Despite having a predominately African-American cast — as well as a black director and writer, Barry Jenkins — the LGBT-themed content of the film could scare away black audiences, which have historically displayed large pockets of intolerance on social issues such as marriage equality, observers say.
Gil Robertson, president of the African-American Film Critics Association, said the drama was met with some resistance — particularly among African-American women — during a screening in Atlanta.
"What you're asking people to do is make a 2-hour commitment to a film that is not about them," Robertson said.
The problem, he added, is that marketers "don't have an understanding of how to reach the black moviegoer" and refuse to put enough African-Americans in marketing roles.
But Robertson also puts some of the blame for black films' failures at the box office on African-American audiences themselves. (Recent offerings such as "Southside With You," "Queen of Katwe" and "The Birth of a Nation" failed to catch on.)
He said black moviegoers often reject quality films because they aren't escapist enough or because they apply standards of "respectability politics" that are impossible to meet.
"The black community continues to say we are underrepresented. But my challenge for the black community is put your money where your mouth is," Robertson added.
Others are hopeful that in the aftermath of President Barack Obama's historic push for same-sex marriage, there has been some steady growth within the black community in support of LGBT rights.
"This may be optimistic, but I don't think because of the content it's going to be hard to market," said BET entertainment editor Clay Cane, who directed the documentary, "Holler If You Hear Me: Black and Gay in the Church," about some African-Americans' faith-based bias against the LGBT community.
"I feel like whether or not they agree or disagree, there's an interest there. I just think that it's a matter of promoting it the right way," he added.
But how do you promote a movie like "Moonlight," which lacks big-name stars, special effects and a plot that can be conveyed in a couple sentences?
As "woke" as some members of the American public purports itself to be, there is still some reticence — even in a liberal bastion like Hollywood — to fully embrace gay romance on screen, and one between two leads of color.

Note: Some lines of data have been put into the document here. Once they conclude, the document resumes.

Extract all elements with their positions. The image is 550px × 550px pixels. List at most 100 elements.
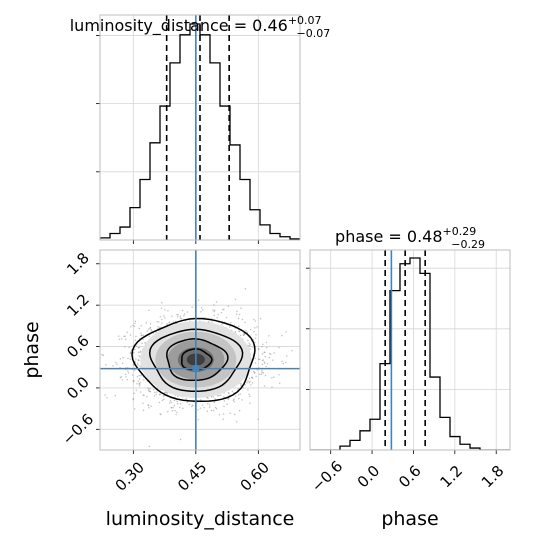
scatter-point: [252, 346, 254, 348]
scatter-point: [130, 351, 132, 354]
scatter-point: [197, 418, 200, 421]
scatter-point: [233, 413, 236, 416]
scatter-point: [216, 394, 219, 397]
scatter-ytick-label: 0.6: [63, 332, 93, 362]
scatter-point: [278, 346, 280, 349]
scatter-point: [244, 384, 246, 386]
scatter-point: [148, 328, 150, 330]
scatter-point: [144, 341, 146, 344]
scatter-point: [183, 315, 185, 317]
scatter-point: [225, 316, 228, 319]
scatter-point: [240, 307, 242, 309]
scatter-point: [138, 355, 140, 357]
scatter-point: [164, 317, 166, 319]
scatter-point: [265, 346, 268, 349]
scatter-point: [132, 324, 134, 327]
scatter-point: [240, 384, 242, 386]
scatter-point: [233, 398, 235, 400]
scatter-point: [216, 316, 218, 319]
scatter-point: [132, 398, 134, 401]
scatter-point: [163, 394, 165, 397]
scatter-ytick-label: −0.6: [59, 410, 97, 448]
scatter-point: [219, 394, 222, 396]
scatter-point: [166, 393, 169, 395]
scatter-point: [237, 317, 240, 320]
scatter-point: [112, 364, 114, 367]
scatter-point: [249, 343, 251, 346]
scatter-point: [132, 364, 135, 366]
scatter-point: [253, 327, 256, 329]
scatter-point: [146, 330, 148, 332]
scatter-point: [179, 317, 181, 319]
scatter-point: [252, 338, 255, 341]
hist-phase-xtick-label: 0.6: [395, 462, 425, 492]
scatter-point: [191, 405, 193, 408]
scatter-truth-marker: [192, 365, 200, 373]
scatter-point: [235, 421, 238, 423]
scatter-point: [143, 394, 145, 396]
scatter-point: [217, 313, 219, 316]
scatter-point: [233, 324, 236, 326]
scatter-point: [278, 374, 280, 376]
scatter-point: [138, 385, 141, 387]
scatter-point: [137, 364, 139, 366]
scatter-point: [173, 399, 176, 402]
scatter-density-panel: 0.30 0.45 0.60 −0.6 0.0 0.6 1.2 1.8 luminosity_…: [21, 249, 301, 530]
scatter-point: [263, 351, 265, 353]
scatter-point: [135, 358, 137, 360]
scatter-point: [212, 395, 215, 398]
scatter-xtick-label: 0.60: [237, 458, 273, 494]
scatter-point: [215, 301, 218, 303]
scatter-point: [142, 379, 145, 381]
scatter-contours: [131, 317, 256, 403]
scatter-xlabel: luminosity_distance: [106, 508, 295, 530]
scatter-point: [121, 362, 124, 365]
hist-luminosity_distance-title-sup: +0.07: [288, 14, 322, 27]
hist-phase-steps: [310, 257, 510, 450]
hist-phase-frame: [309, 249, 511, 451]
scatter-point: [238, 397, 240, 400]
scatter-point: [223, 395, 225, 398]
scatter-point: [247, 389, 249, 391]
scatter-point: [191, 404, 194, 407]
scatter-point: [253, 318, 255, 321]
scatter-point: [210, 396, 213, 398]
scatter-point: [237, 388, 239, 390]
scatter-point: [126, 331, 129, 334]
scatter-point: [124, 373, 127, 376]
scatter-point: [223, 405, 225, 408]
scatter-point: [148, 309, 150, 311]
scatter-point: [145, 322, 147, 324]
scatter-point: [229, 326, 231, 328]
scatter-point: [263, 361, 266, 363]
scatter-point: [132, 379, 135, 382]
scatter-point: [227, 392, 230, 394]
scatter-point: [256, 369, 259, 371]
hist-phase-title: phase = 0.48+0.29 −0.29: [335, 225, 485, 251]
scatter-point: [291, 350, 293, 352]
scatter-point: [135, 389, 138, 391]
scatter-point: [252, 377, 254, 379]
scatter-point: [134, 322, 136, 324]
scatter-point: [191, 306, 193, 308]
scatter-point: [134, 360, 136, 363]
scatter-point: [124, 338, 127, 341]
hist-phase-step-line: [310, 257, 510, 450]
scatter-point: [220, 311, 223, 314]
scatter-point: [149, 323, 152, 325]
scatter-point: [129, 358, 132, 360]
scatter-point: [121, 378, 124, 381]
scatter-point: [151, 330, 153, 332]
hist-phase-xtick-label: 1.8: [478, 462, 508, 492]
scatter-point: [227, 305, 230, 307]
scatter-point: [136, 362, 139, 365]
scatter-point: [201, 404, 204, 406]
scatter-point: [133, 325, 136, 328]
scatter-point: [140, 374, 142, 377]
scatter-point: [138, 346, 141, 348]
scatter-point: [118, 338, 121, 341]
scatter-point: [180, 317, 183, 320]
scatter-point: [146, 395, 148, 398]
scatter-point: [249, 348, 251, 350]
scatter-point: [166, 410, 169, 413]
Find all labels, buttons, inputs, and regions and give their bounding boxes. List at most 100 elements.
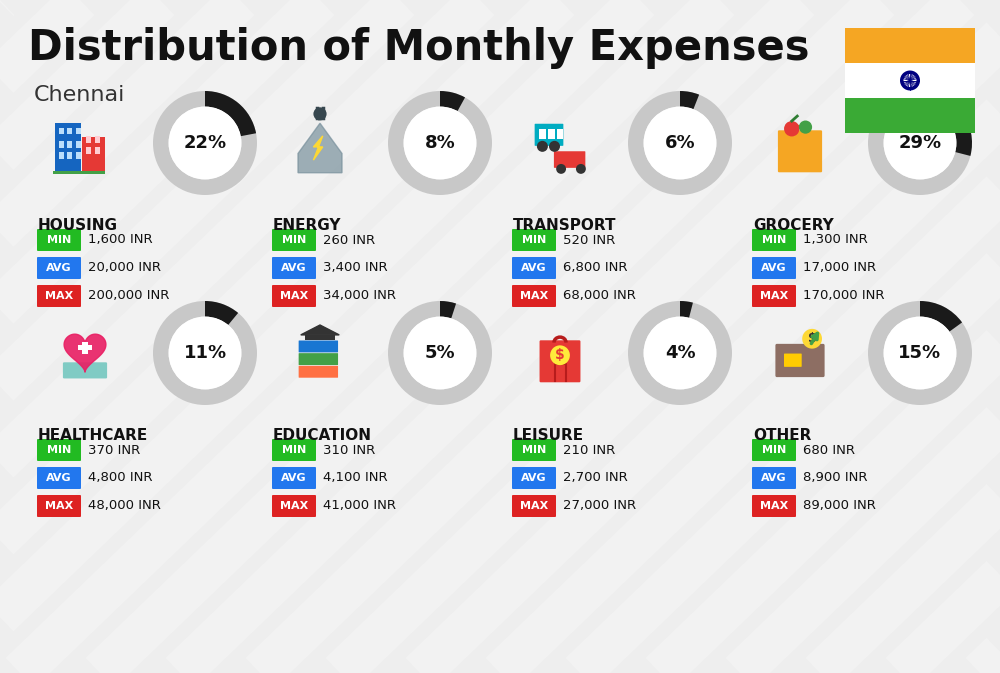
Circle shape [900,71,920,90]
Circle shape [576,164,586,174]
Wedge shape [388,301,492,405]
Circle shape [884,316,956,390]
Text: MIN: MIN [522,445,546,455]
Text: 370 INR: 370 INR [88,444,140,456]
FancyBboxPatch shape [554,151,585,168]
Text: 6,800 INR: 6,800 INR [563,262,628,275]
Text: AVG: AVG [761,473,787,483]
Text: MAX: MAX [45,501,73,511]
Circle shape [556,164,566,174]
FancyBboxPatch shape [272,495,316,517]
Bar [845,98,975,133]
Bar [59,128,64,134]
Text: MIN: MIN [282,445,306,455]
FancyBboxPatch shape [299,353,338,365]
Text: 520 INR: 520 INR [563,234,615,246]
Wedge shape [440,91,465,111]
Text: OTHER: OTHER [753,428,811,443]
Wedge shape [205,301,238,325]
Bar [95,137,100,143]
Text: MIN: MIN [522,235,546,245]
Text: TRANSPORT: TRANSPORT [513,218,616,233]
Text: ENERGY: ENERGY [273,218,342,233]
Text: 200,000 INR: 200,000 INR [88,289,169,302]
Bar [76,141,81,148]
Text: MIN: MIN [282,235,306,245]
Wedge shape [153,301,257,405]
Bar [59,141,64,148]
FancyBboxPatch shape [775,344,825,377]
Circle shape [169,106,241,180]
FancyBboxPatch shape [535,124,563,146]
FancyBboxPatch shape [540,341,580,382]
Wedge shape [440,301,456,318]
Bar [845,28,975,63]
Bar [845,63,975,98]
Wedge shape [628,91,732,195]
Circle shape [550,345,570,365]
Circle shape [644,316,716,390]
Text: AVG: AVG [761,263,787,273]
Text: MIN: MIN [762,235,786,245]
FancyBboxPatch shape [272,229,316,251]
Text: 5%: 5% [425,344,455,362]
FancyBboxPatch shape [752,285,796,307]
FancyBboxPatch shape [299,366,338,378]
Text: MAX: MAX [760,291,788,301]
Circle shape [904,74,916,87]
Text: 68,000 INR: 68,000 INR [563,289,636,302]
FancyBboxPatch shape [752,229,796,251]
FancyBboxPatch shape [37,285,81,307]
Text: 89,000 INR: 89,000 INR [803,499,876,513]
Bar [67,141,72,148]
FancyBboxPatch shape [272,439,316,461]
FancyBboxPatch shape [512,257,556,279]
Text: MAX: MAX [280,501,308,511]
Wedge shape [920,91,972,156]
Bar [86,147,91,153]
Text: MIN: MIN [762,445,786,455]
Text: 4,100 INR: 4,100 INR [323,472,388,485]
FancyBboxPatch shape [272,467,316,489]
Bar [76,128,81,134]
Bar [82,137,105,173]
Text: EDUCATION: EDUCATION [273,428,372,443]
FancyBboxPatch shape [299,341,338,353]
Wedge shape [868,91,972,195]
Bar [557,129,563,139]
Bar [59,152,64,159]
Text: AVG: AVG [281,473,307,483]
Bar [78,345,92,350]
Bar [95,147,100,153]
FancyBboxPatch shape [37,467,81,489]
FancyBboxPatch shape [784,353,802,367]
Wedge shape [680,91,699,109]
Wedge shape [868,301,972,405]
Text: 11%: 11% [183,344,227,362]
FancyBboxPatch shape [752,467,796,489]
FancyBboxPatch shape [512,467,556,489]
FancyBboxPatch shape [752,257,796,279]
Bar [82,341,88,353]
Bar [55,123,81,173]
Text: LEISURE: LEISURE [513,428,584,443]
Bar [548,129,554,139]
Text: AVG: AVG [46,473,72,483]
Circle shape [784,121,799,137]
FancyBboxPatch shape [37,439,81,461]
FancyBboxPatch shape [272,285,316,307]
Bar [539,129,546,139]
Text: 310 INR: 310 INR [323,444,375,456]
Text: 1,300 INR: 1,300 INR [803,234,868,246]
Text: 20,000 INR: 20,000 INR [88,262,161,275]
Text: MAX: MAX [280,291,308,301]
Text: AVG: AVG [521,473,547,483]
FancyBboxPatch shape [752,439,796,461]
Text: 6%: 6% [665,134,695,152]
Text: MAX: MAX [760,501,788,511]
Polygon shape [298,123,342,173]
Text: 8%: 8% [425,134,455,152]
Text: 48,000 INR: 48,000 INR [88,499,161,513]
Circle shape [884,106,956,180]
FancyBboxPatch shape [512,229,556,251]
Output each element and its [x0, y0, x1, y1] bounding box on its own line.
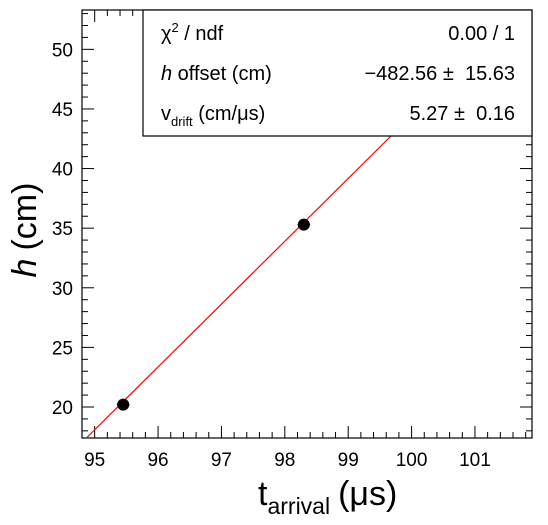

"'Moonlight' doesn't fit the precedent of any film that's come before it," said Awards Circuit editor Clayton Davis, who is a fan of the film and believes it can compete in the Best Picture, Director and Supporting Actress categories at next year's Oscars.
The film, some say, could even end the #OscarsSoWhite rebuke that has plagued Hollywood's highest honor during the past couple of years.
Davis vividly recalls that even 2005's "Brokeback Mountain," which boasted recognizable stars Jake Gyllenhaal and the late Heath Ledger and earned formidable box office success, was rebuffed by some Oscar voters, specifically because of its LGBT content. (It lost Best Picture in 2006 to "Crash.")
The Oscars have also yet to fully embrace a film that portrays the LGBT experience in an honest way past straight actors playing LGBT characters, such as Jared Leto in "Dallas Buyers Club" and Hillary Swank in "Boys Don't Cry," Davis said.
"It's easy for (Oscar voters) to market a 'Capote,' which surrounds a murder in a small town, or a film like 'Milk' (about gay politician Harvey Milk) that you know is going to end in an assassination," he added.
But "Moonlight," Davis said, is "a character study with no real resolution. The title and the trailer don't really tell you what it's about."
From his perspective, it's going to take a combination of critical acclaim and word of mouth to keep "Moonlight" in the conversation come awards time.
As the indie market and awards season continues to shrink, however, limited-release films have to connect with audiences early on and then build a sustainable fan base, said Shawn Robbins, a senior analyst at BoxOfficePro.com.
He believes that although the content of "Moonlight" might make some viewers uncomfortable, it will be broadly appealing because it taps into national conversations about representation and serves "an audience that hasn't been reached."
The movie, Robbins added, could rake in about $100,000 to 200,000 for its opening weekend, which would portend a profitable run for the low-budget indie.
"This looks like the kind of movie that could transcend publicity or sexuality," he said.